A man weighs 180lb on the surface of the earth. Computer his weight in an airplane flying at an elevation of 30000ft.
This is the challenging question to me am in need of an answer.
since F is inversley proportional to distance squared,
if the earth's radius is R feet, then it will be
R^2/(R+30000)^2 * 180
To calculate the weight of a man in an airplane flying at an elevation of 30000ft, you need to take into consideration the change in gravitational force at that altitude.
Step 1: Determine the acceleration due to gravity at 30000ft.
The acceleration due to gravity decreases with increasing altitude. At sea level, the acceleration due to gravity is approximately 32.174 ft/s^2. You can use the following formula to calculate the acceleration due to gravity at 30000ft:
g' = g * (R^2 / (R + h)^2)
Where:
g' = acceleration due to gravity at 30000ft
g = acceleration due to gravity at sea level (32.174 ft/s^2)
R = radius of the Earth (which is approximately 3959 miles or 20,926,706.8 ft)
h = altitude in feet (30000ft)
Step 2: Calculate the weight of the man at 30000ft.
The weight of an object can be calculated using the formula:
weight = mass * acceleration due to gravity
Assuming the man's mass remains constant, you can calculate his weight at 30000ft by multiplying his mass by the acceleration due to gravity at that altitude.
It's important to note that this calculation assumes the airplane is at a steady altitude and not accelerating or decelerating.
Let's calculate the weight of the man at 30000ft:
Step 1:
g' = 32.174 ft/s^2 * (20,926,706.8 ft^2 / (20,926,706.8 ft + 30,000 ft)^2)
g' ≈ 32.174 ft/s^2 * 0.9975 ≈ 32.07 ft/s^2
Step 2:
weight at 30000ft = mass * g'
weight at 30000ft = 180 lb * 32.07 ft/s^2
So, the weight of the man in the airplane flying at an elevation of 30000ft is approximately 5772.6 lb-ft/s^2, which is approximately 5772.6 lb.
To calculate the weight of the man in an airplane flying at an elevation of 30,000 feet, we need to consider the effect of gravity on his body.
First, let's understand that weight is a force resulting from the acceleration due to gravity acting on an object's mass.
At the surface of the Earth, the acceleration due to gravity is approximately 9.8 m/s^2. However, as we ascend in altitude, the acceleration due to gravity decreases slightly.
To calculate the weight of the man in the airplane, we can use the formula:
Weight = Mass * Acceleration due to gravity
Given that the man weighs 180 lb on the surface of the Earth, we need to convert his weight to mass.

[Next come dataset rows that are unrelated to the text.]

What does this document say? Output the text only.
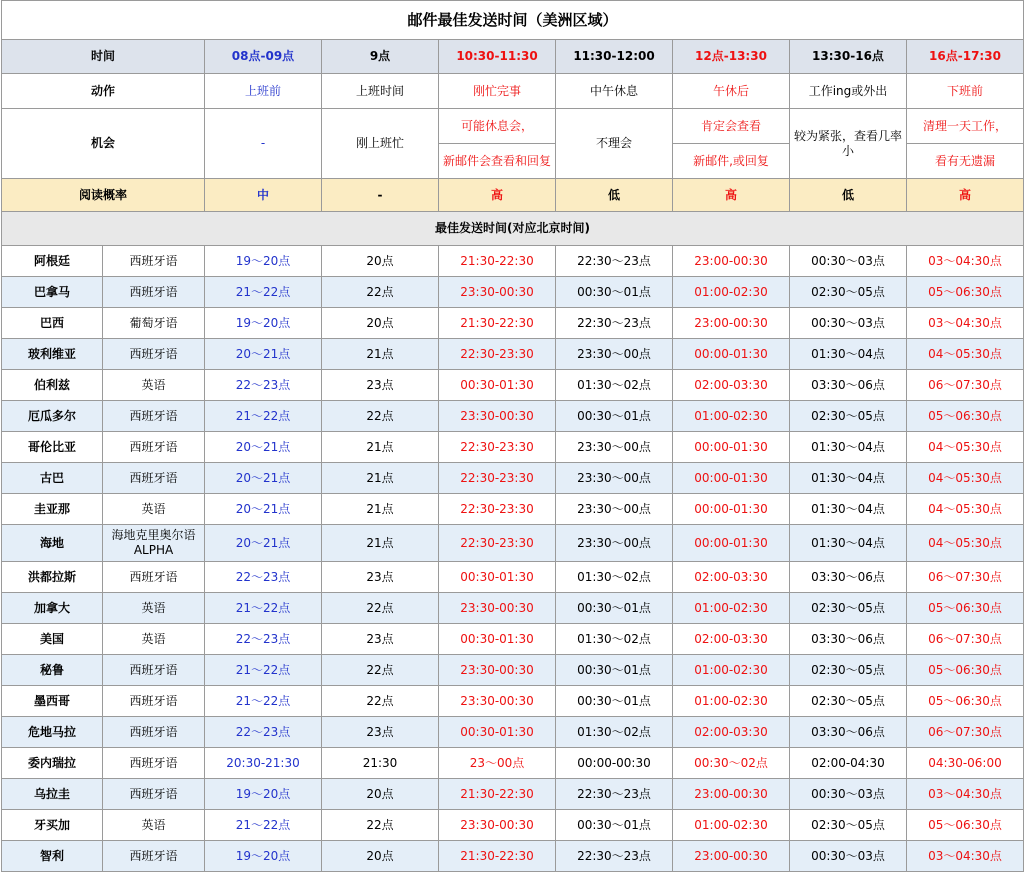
邮件最佳发送时间（美洲区域）								
时间		08点-09点	9点	10:30-11:30	11:30-12:00	12点-13:30	13:30-16点	16点-17:30
动作		上班前	上班时间	刚忙完事	中午休息	午休后	工作ing或外出	下班前
机会		-	刚上班忙	可能休息会，	不理会	肯定会查看	较为紧张，查看几率小	清理一天工作，
				新邮件会查看和回复		新邮件,或回复		看有无遗漏
阅读概率		中	-	高	低	高	低	高
最佳发送时间(对应北京时间)								
阿根廷	西班牙语	19～20点	20点	21:30-22:30	22:30～23点	23:00-00:30	00:30～03点	03～04:30点
巴拿马	西班牙语	21～22点	22点	23:30-00:30	00:30～01点	01:00-02:30	02:30～05点	05～06:30点
巴西	葡萄牙语	19～20点	20点	21:30-22:30	22:30～23点	23:00-00:30	00:30～03点	03～04:30点
玻利维亚	西班牙语	20～21点	21点	22:30-23:30	23:30～00点	00:00-01:30	01:30～04点	04～05:30点
伯利兹	英语	22～23点	23点	00:30-01:30	01:30～02点	02:00-03:30	03:30～06点	06～07:30点
厄瓜多尔	西班牙语	21～22点	22点	23:30-00:30	00:30～01点	01:00-02:30	02:30～05点	05～06:30点
哥伦比亚	西班牙语	20～21点	21点	22:30-23:30	23:30～00点	00:00-01:30	01:30～04点	04～05:30点
古巴	西班牙语	20～21点	21点	22:30-23:30	23:30～00点	00:00-01:30	01:30～04点	04～05:30点
圭亚那	英语	20～21点	21点	22:30-23:30	23:30～00点	00:00-01:30	01:30～04点	04～05:30点
海地	海地克里奥尔语ALPHA	20～21点	21点	22:30-23:30	23:30～00点	00:00-01:30	01:30～04点	04～05:30点
洪都拉斯	西班牙语	22～23点	23点	00:30-01:30	01:30～02点	02:00-03:30	03:30～06点	06～07:30点
加拿大	英语	21～22点	22点	23:30-00:30	00:30～01点	01:00-02:30	02:30～05点	05～06:30点
美国	英语	22～23点	23点	00:30-01:30	01:30～02点	02:00-03:30	03:30～06点	06～07:30点
秘鲁	西班牙语	21～22点	22点	23:30-00:30	00:30～01点	01:00-02:30	02:30～05点	05～06:30点
墨西哥	西班牙语	21～22点	22点	23:30-00:30	00:30～01点	01:00-02:30	02:30～05点	05～06:30点
危地马拉	西班牙语	22～23点	23点	00:30-01:30	01:30～02点	02:00-03:30	03:30～06点	06～07:30点
委内瑞拉	西班牙语	20:30-21:30	21:30	23～00点	00:00-00:30	00:30～02点	02:00-04:30	04:30-06:00
乌拉圭	西班牙语	19～20点	20点	21:30-22:30	22:30～23点	23:00-00:30	00:30～03点	03～04:30点
牙买加	英语	21～22点	22点	23:30-00:30	00:30～01点	01:00-02:30	02:30～05点	05～06:30点
智利	西班牙语	19～20点	20点	21:30-22:30	22:30～23点	23:00-00:30	00:30～03点	03～04:30点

To convert weight in pounds to mass in kilograms, we can use the conversion factor: 1 lb = 0.453592 kg.
So, the man's mass would be:
Mass = 180 lb * 0.453592 kg/lb ≈ 81.65 kg
Now, we need to adjust the value of the acceleration due to gravity at an elevation of 30,000 feet.

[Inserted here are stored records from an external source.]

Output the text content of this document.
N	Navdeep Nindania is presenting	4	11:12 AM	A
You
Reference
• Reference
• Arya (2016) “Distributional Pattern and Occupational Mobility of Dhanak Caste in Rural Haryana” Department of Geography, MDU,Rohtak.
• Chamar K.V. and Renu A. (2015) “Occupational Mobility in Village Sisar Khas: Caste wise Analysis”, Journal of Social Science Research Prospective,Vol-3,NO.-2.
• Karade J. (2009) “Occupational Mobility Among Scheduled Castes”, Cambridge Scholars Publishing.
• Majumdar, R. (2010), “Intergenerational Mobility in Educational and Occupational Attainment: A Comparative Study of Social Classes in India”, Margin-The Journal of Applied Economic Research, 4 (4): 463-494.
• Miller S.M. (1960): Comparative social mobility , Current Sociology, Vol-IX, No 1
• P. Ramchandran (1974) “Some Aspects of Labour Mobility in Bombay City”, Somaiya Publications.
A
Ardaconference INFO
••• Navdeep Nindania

At higher altitudes, the acceleration due to gravity decreases due to the increasing distance from the Earth's center. It is approximately 9.81 m/s^2 at sea level but gradually decreases as altitude increases.
To find the acceleration due to gravity at an elevation of 30,000 feet, we can use a mathematical model:
Acceleration due to gravity at altitude = 9.81 m/s^2 * (1 - (2 * altitude) / (Earth's radius))
The Earth's radius is approximately 6,371,000 meters.
Plugging in the values:
Acceleration due to gravity at 30,000 feet ≈ 9.81 m/s^2 * (1 - (2 * 9,144 m) / (6,371,000 m))
≈ 9.81 m/s^2 * (1 - 0.00286134)
≈ 9.81 m/s^2 * 0.99713866
≈ 9.756 m/s^2
Finally, we can calculate the man's weight in the airplane:
Weight = Mass * Acceleration due to gravity at altitude
Weight = 81.65 kg * 9.756 m/s^2
Weight ≈ 796.30 N
Therefore, the approximate weight of the man in the airplane flying at an elevation of 30,000 feet is about 796.30 Newtons.